I'd suspect a single alloc and strip inside gxps_dash_array_parse() has close to zero performance penalty on the overall process. As a side note: I added "glib_assert(num_strokes % 2 == 0)" to my patch since the spec says that StrokeDashArray "Specifies the length of dashes and gaps of the outline stroke. These values are specified as multiples of the stroke thickness as a space-separated list with an *even number of non-negative values*." (emphasis added). The assertion should be thrown out (to avoid a crash in case of an invalid file) but gxps_dash_array_parse() should nevertheless check that num_strokes is 0 modulo 2 and has no negative values before returning True.
(In reply to comment #8) > I'd suspect a single alloc and strip inside gxps_dash_array_parse() has close > to zero performance penalty on the overall process. Agree, I've just pushed the patch to git master, slightly modified and without the other changes (tabs vs spaces and the assert). > > As a side note: I added "glib_assert(num_strokes % 2 == 0)" to my patch since > the spec says that StrokeDashArray "Specifies the length of dashes and gaps of > the outline stroke. These values are specified as multiples of the stroke > thickness as a space-separated list with an *even number of non-negative > values*." (emphasis added). Right, good catch, however, I think we should simply make the parser fail instead of crashing.
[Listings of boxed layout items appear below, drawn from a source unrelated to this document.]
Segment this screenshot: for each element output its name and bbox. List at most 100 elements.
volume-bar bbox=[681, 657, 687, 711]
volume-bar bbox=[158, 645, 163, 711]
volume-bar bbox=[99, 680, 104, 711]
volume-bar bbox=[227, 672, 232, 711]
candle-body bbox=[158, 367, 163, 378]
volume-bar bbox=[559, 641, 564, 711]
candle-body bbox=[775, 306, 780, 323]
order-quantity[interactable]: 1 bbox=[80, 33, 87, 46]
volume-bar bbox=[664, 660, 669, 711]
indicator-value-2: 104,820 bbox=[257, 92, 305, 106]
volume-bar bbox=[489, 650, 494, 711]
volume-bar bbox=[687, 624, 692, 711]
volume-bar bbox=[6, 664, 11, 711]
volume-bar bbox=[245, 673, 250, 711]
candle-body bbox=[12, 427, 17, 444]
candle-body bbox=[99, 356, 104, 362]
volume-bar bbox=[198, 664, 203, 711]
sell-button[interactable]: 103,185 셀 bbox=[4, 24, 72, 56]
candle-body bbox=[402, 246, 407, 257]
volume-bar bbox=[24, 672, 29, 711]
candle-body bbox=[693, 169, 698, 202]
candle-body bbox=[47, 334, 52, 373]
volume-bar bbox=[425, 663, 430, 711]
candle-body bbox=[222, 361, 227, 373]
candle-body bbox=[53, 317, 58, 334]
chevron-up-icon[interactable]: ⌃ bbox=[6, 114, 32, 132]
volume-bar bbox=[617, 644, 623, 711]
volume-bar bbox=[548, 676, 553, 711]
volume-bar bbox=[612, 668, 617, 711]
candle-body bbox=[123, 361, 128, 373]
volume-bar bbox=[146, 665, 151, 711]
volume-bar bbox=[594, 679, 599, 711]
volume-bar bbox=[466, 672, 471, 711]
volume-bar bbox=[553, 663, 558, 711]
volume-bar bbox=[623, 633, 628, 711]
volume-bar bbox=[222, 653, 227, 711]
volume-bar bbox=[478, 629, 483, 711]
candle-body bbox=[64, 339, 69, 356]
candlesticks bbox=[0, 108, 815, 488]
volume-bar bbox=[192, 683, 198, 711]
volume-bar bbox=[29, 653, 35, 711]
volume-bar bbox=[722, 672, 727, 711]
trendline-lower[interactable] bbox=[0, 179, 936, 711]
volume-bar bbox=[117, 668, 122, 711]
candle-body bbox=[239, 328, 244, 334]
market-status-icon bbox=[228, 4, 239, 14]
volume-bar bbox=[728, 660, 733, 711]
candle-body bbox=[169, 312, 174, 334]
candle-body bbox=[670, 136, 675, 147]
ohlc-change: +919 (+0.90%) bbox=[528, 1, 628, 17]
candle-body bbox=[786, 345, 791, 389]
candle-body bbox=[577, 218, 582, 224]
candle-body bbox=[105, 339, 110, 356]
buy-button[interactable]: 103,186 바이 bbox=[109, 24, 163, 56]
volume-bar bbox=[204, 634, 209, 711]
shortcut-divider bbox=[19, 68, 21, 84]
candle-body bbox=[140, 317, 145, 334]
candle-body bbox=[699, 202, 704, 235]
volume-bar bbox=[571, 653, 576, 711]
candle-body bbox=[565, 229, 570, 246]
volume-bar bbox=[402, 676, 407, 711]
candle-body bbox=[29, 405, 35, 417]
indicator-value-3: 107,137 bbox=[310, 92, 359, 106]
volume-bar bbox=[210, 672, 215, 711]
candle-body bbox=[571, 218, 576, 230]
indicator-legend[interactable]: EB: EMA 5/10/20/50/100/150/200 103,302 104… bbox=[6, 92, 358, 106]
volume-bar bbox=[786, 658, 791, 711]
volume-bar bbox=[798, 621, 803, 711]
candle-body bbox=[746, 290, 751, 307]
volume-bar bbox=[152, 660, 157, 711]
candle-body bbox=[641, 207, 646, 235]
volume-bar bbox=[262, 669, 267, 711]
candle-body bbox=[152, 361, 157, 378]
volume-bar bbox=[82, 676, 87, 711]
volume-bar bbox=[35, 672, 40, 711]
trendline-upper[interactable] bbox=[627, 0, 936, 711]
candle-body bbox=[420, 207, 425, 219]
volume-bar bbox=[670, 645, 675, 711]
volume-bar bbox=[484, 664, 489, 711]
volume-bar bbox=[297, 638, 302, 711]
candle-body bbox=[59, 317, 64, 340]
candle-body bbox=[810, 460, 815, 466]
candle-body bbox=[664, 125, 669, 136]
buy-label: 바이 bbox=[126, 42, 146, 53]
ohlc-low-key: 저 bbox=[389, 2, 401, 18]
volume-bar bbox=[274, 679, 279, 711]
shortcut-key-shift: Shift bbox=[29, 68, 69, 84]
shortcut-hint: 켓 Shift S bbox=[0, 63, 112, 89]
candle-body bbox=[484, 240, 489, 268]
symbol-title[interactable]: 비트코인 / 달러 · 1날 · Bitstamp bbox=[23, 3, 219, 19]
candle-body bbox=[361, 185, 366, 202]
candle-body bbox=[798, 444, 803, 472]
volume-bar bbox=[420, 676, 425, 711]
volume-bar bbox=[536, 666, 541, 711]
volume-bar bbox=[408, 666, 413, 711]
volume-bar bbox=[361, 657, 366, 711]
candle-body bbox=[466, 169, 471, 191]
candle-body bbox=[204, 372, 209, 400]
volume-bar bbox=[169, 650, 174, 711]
We can also check num_dashes is an even number before allocating and parsing all the values, returning earlier when it fails. > The assertion should be thrown out (to avoid a crash in case of an invalid > file) but gxps_dash_array_parse() should nevertheless check that num_strokes is > 0 modulo 2 and has no negative values before returning True. Right, I've done both things in follow up patches. Regarding the tabs vs spaces, I prefer to use spaces, and I know we are mixing them in several places, so we should probably untabify everywhere, but I'm not sure it's worth it.